Capítulo LII

Lo que ante la princesa sucedía era tan extraordinario que se veía obligada a preguntarse a sí misma si el hombre que tenía delante, no era realmente un mago que disponía de los corazones y de los ánimos a su voluntad.

Quiso llevar más adelante su admiración el conde de Fénix.

—Señora, no es esto todo, Vuestra Alteza no ha oído de los labios de Lorenza más que una parte de nuestra historia, y podría dudar todavía, si de su boca misma no oyese el resto.

Y añadió, volviéndose hacia la joven:

—Querida Lorenza, ¿te acuerdas de todo nuestro viaje, y de que visitamos a Milán, el Lago Mayor, el Oberland, Righi y el Rin caudaloso, que es el Tíber del Norte?

—Recuerdo, sí —dijo la joven con su mismo acento monótono—, sí, Lorenza ha visto todo eso.

—Por este hombre arrastrada, cediendo a una fuerza irresistible de que vos misma no podíais daros cuenta, ¿es cierto, hija mía? —preguntó madame Luisa.

—¿Por qué habéis de creer tal cosa, cuando todo lo que Vuestra Alteza ha oído manifiesta lo contrario? Además, si deseáis una prueba más palpable, un testigo material, he aquí una carta que la misma Lorenza me escribió durante una ausencia que me vi obligado a hacer, dejándola sola en Maguncia. Pues bien, señora, no pudo soportar esta separación, me echaba de menos, deseaba verme cuanto antes, y me escribió este billete que Vuestra Alteza puede leer.

Y esta leyó lo que sigue:

Vuelve, Acharat; todo me falta cuando no estás a mi lado. ¡Dios mío!, ¡cuándo seré tuya por toda una eternidad!

Lorenza.

Se levantó madame Luisa con el rostro encendido de cólera y se aproximó con el billete en la mano a Lorenza, quien permaneció sin hacer movimiento alguno, pues parecía no ver ni oír más que al conde.

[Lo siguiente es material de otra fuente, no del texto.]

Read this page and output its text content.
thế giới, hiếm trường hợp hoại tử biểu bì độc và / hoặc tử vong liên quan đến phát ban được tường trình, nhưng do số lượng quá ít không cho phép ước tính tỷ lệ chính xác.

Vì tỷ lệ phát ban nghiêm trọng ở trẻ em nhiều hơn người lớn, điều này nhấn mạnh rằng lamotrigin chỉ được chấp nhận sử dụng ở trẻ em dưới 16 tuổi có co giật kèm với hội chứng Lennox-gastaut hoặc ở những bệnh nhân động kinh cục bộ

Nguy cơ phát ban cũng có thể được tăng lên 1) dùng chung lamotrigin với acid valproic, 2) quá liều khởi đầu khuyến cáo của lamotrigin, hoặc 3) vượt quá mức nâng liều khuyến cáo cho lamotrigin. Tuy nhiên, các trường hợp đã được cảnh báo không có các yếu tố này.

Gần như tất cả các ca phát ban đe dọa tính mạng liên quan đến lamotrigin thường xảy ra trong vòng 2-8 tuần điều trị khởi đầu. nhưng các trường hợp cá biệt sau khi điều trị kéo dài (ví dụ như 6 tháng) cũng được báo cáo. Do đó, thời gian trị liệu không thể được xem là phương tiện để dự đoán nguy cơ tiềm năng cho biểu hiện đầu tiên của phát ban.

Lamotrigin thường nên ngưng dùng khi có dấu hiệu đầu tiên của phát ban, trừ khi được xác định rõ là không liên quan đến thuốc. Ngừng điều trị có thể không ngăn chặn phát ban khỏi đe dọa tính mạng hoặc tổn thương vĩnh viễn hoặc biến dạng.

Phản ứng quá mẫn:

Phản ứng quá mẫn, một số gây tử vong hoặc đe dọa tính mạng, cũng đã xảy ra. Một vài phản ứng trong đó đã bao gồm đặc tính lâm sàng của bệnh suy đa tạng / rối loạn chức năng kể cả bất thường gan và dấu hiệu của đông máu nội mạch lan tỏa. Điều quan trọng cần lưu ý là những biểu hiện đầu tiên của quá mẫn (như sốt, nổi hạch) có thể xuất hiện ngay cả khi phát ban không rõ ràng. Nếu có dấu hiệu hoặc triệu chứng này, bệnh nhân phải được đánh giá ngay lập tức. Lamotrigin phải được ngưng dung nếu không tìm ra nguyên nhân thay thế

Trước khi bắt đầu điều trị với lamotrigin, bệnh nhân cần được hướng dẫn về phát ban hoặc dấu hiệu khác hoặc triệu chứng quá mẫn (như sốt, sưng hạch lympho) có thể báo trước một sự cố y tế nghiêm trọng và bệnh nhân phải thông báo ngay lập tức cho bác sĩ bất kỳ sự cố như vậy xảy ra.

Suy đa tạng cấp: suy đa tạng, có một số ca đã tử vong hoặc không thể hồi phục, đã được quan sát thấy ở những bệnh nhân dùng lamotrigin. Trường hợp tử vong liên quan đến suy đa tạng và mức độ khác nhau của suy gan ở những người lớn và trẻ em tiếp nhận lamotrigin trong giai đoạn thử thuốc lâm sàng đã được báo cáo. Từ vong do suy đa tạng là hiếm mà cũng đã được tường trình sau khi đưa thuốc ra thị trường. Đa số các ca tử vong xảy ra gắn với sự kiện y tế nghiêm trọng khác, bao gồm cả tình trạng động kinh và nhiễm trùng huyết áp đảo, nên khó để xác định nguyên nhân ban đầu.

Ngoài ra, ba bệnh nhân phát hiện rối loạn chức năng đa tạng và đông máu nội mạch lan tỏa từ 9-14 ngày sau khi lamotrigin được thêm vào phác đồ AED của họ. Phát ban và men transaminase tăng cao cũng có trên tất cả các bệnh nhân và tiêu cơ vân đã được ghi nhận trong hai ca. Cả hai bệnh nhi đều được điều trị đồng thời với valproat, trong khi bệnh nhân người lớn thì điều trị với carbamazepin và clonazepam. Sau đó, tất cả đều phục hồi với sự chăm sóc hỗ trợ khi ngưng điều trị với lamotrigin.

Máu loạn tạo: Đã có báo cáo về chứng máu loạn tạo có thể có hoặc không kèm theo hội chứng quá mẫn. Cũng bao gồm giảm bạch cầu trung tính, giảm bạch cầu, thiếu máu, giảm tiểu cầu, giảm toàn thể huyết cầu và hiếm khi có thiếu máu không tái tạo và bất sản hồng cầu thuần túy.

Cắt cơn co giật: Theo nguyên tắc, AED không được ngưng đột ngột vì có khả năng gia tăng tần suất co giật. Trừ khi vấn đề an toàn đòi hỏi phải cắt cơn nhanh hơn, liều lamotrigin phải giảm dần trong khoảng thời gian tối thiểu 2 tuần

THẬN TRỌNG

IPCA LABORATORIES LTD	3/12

—Bien, entiendo —observó vivamente este, decidido sin duda a ser hasta el fin el intérprete de la joven—; que Vuestra Alteza duda, y desea cerciorarse que el billete es suyo, sea. Ella misma instruirá a Vuestra Alteza. Lorenza, responded: ¿quién ha escrito esta carta?

Y cogió el conde la carta, la colocó en la mano de su mujer, la cual aplicó seguidamente aquella mano sobre su corazón diciendo:

—Lorenza.

—¿Lo que contiene, lo sabe Lorenza?

—No cabe duda.

—Bien, decidlo para que Su Alteza se entere de que no la engaño: decidlo, yo lo mando.

Un esfuerzo hizo la joven al parecer, pero sin desdoblar el papel, ni dirigir los ojos hacia él, leyó:

Vuelve, Acharat; todo me falta cuando no estás a mi lado. ¡Dios mío!, ¡cuándo seré tuya por toda una eternidad!

Lorenza

—No es cierto —prorrumpió la princesa—, y no puedo creeros, porque en esto hay una cosa inexplicable y sobrenatural.

—Esta carta —siguió el conde Fénix como si no hubiese oído a madame Luisa— fue la que me decidió a apresurar nuestra unión. Amaba a Lorenza tanto como ella me amaba: nuestra posición era falsa. Además, en la vida aventurera que llevo, podía ocurrirme una desgracia, podía morir, y si moría, quería que todos mis bienes fuesen de Lorenza: por tanto, al llegar a Estrasburgo nos casamos.

—¿Os casasteis?

—Sí.

—Imposible.

—¿Y por qué, señora? —dijo sonriendo el conde—. ¿Qué hay de particular en que el conde de Fénix se haya casado con Lorenza Feliciani?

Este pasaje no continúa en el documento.